KI take part in the Sweden-China Innovation Week
Karolinska Institutet, is one of the world's leading centres for medical research and education. The university´s unique innovation system means that researchers achieve their results for the benefit of society at large more quickly. With the new master programme in bioentrepreneurship, creativity and innovation are also encouraged within education. Examples of links between education, research and entrepreneurship will be given today by the President of Karolinska Institutet, Harriet Wallberg-Henriksson, at the Sweden-China Innovation Forum in Beijing.
This year Karolinska Institutet celebrates its bicentenary. Many of the university's scientific advances have changed the world of medicines. One of the advances to have attracted most attention is the mapping of the structure of prostaglandin, a discovery that was also rewarded with the Nobel Prize. In Sweden, Karolinska Institutet accounts for more than 40 per cent of medical academic research and offers the widest range of medical education programmes. There are programmes at bachelor/first level, master/second level and doctoral/third level throughout the biomedical field.
The Nobel Assembly at Karolinska Institutet has chosen the recipient of the Nobel Prize in Physiology or Medicine since 1901. This is something that obliges research and education to maintain top quality at all times.
"We have succeeded in creating a stimulating academic environment for researchers, teachers and students," says Professor Harriet Wallberg-Henriksson, President of Karolinska Institutet, referring among other things to the university's research on neuroscience and stem cells, which today is at the leading edge of international research.
In addition, Karolinska Institutet has built up an organisation relating to innovations to which researchers can turn and where they can make contact with professional expertise to obtain assistance for example with business plans, patents and also venture capital. As a result, the commercialisability of results can be evaluated more quickly, basic research is converted to more practical application and new, successful companies are formed.
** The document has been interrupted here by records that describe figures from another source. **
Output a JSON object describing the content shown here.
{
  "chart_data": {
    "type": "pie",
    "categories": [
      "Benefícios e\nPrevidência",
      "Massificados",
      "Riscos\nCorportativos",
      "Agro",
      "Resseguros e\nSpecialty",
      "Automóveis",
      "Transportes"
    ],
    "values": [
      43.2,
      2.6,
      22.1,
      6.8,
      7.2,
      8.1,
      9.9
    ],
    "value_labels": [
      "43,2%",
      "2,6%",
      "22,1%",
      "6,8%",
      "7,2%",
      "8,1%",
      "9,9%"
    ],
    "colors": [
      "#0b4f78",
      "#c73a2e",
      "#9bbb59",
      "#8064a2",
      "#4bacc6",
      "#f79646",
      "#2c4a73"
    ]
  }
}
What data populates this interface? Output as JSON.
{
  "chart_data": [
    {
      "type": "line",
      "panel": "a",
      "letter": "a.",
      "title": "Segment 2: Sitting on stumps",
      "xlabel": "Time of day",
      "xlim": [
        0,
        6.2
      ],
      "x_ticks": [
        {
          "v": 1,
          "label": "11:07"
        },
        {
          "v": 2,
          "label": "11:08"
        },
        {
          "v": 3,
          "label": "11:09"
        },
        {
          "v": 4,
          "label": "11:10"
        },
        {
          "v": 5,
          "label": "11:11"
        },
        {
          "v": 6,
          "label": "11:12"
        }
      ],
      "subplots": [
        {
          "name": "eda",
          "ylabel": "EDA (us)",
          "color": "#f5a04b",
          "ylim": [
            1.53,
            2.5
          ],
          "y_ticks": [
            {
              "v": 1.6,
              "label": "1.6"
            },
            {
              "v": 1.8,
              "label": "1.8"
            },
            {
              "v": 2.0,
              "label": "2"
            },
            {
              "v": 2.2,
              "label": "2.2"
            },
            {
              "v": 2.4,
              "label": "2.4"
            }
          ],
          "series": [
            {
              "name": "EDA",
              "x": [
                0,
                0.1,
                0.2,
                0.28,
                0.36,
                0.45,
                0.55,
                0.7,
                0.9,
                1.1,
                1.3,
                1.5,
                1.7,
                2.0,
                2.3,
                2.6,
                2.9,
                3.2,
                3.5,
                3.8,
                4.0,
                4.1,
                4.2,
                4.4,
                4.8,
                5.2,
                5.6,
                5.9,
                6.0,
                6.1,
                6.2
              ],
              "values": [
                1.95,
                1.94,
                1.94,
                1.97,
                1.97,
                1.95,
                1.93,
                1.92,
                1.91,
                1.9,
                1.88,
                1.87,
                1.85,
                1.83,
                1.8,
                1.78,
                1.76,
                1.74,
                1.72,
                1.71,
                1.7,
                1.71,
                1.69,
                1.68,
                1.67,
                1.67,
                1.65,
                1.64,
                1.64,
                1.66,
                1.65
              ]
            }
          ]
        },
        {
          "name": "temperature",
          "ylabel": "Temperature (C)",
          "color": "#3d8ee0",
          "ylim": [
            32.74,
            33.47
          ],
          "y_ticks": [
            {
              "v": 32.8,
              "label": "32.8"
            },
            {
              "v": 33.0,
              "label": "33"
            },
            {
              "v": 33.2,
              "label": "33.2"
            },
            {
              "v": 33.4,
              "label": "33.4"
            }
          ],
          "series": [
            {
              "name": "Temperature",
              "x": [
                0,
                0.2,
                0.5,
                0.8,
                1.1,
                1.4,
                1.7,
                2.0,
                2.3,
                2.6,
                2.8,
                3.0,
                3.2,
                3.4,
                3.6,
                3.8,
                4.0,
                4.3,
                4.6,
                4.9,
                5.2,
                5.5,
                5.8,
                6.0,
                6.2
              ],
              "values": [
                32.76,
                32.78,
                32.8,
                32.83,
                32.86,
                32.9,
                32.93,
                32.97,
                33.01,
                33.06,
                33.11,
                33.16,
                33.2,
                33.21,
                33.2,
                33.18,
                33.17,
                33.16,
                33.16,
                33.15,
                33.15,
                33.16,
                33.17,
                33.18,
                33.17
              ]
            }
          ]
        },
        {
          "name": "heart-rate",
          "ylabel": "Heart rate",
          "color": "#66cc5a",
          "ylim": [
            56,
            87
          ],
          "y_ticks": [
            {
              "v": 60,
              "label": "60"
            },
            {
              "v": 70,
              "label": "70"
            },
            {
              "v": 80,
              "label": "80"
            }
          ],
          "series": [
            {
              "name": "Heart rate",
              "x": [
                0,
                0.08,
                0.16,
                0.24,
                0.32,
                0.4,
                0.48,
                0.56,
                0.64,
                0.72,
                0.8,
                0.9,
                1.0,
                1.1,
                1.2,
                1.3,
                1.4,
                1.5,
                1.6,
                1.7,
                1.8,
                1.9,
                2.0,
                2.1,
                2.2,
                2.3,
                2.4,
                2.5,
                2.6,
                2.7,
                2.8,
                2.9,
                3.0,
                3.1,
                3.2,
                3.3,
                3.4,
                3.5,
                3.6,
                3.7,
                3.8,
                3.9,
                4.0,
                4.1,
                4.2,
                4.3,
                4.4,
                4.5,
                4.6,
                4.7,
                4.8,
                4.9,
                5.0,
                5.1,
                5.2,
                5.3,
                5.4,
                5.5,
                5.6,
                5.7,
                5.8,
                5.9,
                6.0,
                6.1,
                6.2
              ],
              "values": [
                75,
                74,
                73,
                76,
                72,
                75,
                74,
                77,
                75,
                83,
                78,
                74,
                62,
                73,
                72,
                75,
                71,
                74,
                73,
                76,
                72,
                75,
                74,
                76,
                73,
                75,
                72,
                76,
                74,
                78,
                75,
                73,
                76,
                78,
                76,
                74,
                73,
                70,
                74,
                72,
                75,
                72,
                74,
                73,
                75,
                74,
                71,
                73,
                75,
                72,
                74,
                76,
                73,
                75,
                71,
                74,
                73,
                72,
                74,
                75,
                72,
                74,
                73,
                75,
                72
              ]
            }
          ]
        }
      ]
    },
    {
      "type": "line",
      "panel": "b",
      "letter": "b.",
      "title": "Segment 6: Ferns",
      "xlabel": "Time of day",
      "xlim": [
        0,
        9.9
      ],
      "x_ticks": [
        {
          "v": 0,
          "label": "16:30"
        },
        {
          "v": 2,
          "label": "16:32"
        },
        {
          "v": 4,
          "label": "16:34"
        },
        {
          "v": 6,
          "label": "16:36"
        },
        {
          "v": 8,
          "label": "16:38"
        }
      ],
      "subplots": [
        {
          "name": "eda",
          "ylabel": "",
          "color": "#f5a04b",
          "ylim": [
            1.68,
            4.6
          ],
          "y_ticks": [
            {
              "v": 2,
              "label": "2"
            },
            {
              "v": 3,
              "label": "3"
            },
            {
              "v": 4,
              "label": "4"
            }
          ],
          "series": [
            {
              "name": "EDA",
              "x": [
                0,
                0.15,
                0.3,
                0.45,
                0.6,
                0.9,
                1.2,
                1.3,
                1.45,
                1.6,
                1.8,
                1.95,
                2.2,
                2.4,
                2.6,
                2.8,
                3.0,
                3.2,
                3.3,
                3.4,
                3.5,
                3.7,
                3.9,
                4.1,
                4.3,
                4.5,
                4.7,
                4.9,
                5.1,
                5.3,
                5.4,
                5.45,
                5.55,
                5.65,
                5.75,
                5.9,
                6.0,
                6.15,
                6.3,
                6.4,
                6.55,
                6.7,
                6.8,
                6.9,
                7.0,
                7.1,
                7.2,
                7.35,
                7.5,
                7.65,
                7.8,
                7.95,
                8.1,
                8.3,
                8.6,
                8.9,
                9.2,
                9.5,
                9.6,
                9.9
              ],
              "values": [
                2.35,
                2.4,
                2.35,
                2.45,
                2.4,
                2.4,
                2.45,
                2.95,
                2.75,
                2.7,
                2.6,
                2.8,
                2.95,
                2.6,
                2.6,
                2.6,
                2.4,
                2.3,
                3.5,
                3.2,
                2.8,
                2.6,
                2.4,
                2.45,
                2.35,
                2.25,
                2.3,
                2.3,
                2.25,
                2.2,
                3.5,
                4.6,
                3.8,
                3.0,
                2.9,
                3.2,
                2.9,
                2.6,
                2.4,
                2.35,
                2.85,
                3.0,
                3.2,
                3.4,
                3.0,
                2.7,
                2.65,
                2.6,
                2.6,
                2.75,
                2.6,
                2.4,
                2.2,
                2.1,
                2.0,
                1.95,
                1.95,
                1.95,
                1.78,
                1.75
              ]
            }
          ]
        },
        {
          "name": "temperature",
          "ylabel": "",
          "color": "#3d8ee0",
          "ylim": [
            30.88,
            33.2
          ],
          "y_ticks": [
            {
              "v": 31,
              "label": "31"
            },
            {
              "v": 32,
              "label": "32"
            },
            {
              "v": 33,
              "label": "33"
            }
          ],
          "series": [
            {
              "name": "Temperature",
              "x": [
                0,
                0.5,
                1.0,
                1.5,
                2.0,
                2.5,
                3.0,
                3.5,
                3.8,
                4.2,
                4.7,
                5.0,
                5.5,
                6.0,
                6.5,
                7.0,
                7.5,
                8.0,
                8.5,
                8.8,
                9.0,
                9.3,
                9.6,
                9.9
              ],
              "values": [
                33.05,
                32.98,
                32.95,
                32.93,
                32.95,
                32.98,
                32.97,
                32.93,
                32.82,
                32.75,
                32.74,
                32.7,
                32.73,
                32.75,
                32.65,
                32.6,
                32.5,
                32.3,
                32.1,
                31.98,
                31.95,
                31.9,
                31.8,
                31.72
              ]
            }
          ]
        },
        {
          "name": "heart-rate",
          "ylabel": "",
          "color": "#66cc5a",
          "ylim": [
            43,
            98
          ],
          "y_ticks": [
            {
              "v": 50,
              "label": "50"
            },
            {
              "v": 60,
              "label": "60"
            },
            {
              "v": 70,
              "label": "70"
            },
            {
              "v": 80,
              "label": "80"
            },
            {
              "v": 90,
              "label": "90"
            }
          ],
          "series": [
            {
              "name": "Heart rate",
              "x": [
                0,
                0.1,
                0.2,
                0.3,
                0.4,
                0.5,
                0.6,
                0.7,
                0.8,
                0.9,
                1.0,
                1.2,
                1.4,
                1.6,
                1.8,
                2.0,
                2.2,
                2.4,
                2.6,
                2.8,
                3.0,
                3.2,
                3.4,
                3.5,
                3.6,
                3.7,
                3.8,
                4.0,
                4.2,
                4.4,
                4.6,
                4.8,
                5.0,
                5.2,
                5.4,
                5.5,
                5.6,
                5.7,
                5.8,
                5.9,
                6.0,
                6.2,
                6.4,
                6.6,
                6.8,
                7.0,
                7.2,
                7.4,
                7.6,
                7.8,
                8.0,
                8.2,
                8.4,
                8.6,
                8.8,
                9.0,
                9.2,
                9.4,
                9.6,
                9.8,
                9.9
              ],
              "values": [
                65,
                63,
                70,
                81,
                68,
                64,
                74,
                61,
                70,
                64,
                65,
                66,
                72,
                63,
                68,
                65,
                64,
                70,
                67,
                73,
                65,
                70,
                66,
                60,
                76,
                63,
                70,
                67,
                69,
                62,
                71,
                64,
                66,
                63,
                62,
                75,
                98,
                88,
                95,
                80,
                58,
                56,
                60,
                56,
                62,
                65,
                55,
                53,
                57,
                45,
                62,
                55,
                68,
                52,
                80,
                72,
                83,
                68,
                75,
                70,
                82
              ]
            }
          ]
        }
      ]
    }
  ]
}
The university's objective is to encourage innovative thinking among students, employees and researchers at the same time. The aim is for all education programmes to contain an element of entrepreneurship. It is important to understand the innovation process and have it in mind at all times when studying or conducting research. A good example of this is Karolinska Institutet's new interdisciplinary master programmes, where knowledge of medicine, health care and technology is supplemented for example by the study of education and information. The Bioentrepreneurship Programme has proved a success, for both Swedish and foreign students.
"Skills in which innovation and creativity are closely interlinked are in great demand in the labour market at present, both in health care and in industry. This also means that the programmes are highly popular today" says Professor Wallberg-Henriksson.
"By continuing to develop new technology, new technologies and new products, we hope to continue to be key players in the medical arena and a future choice for researchers as well as students," she says.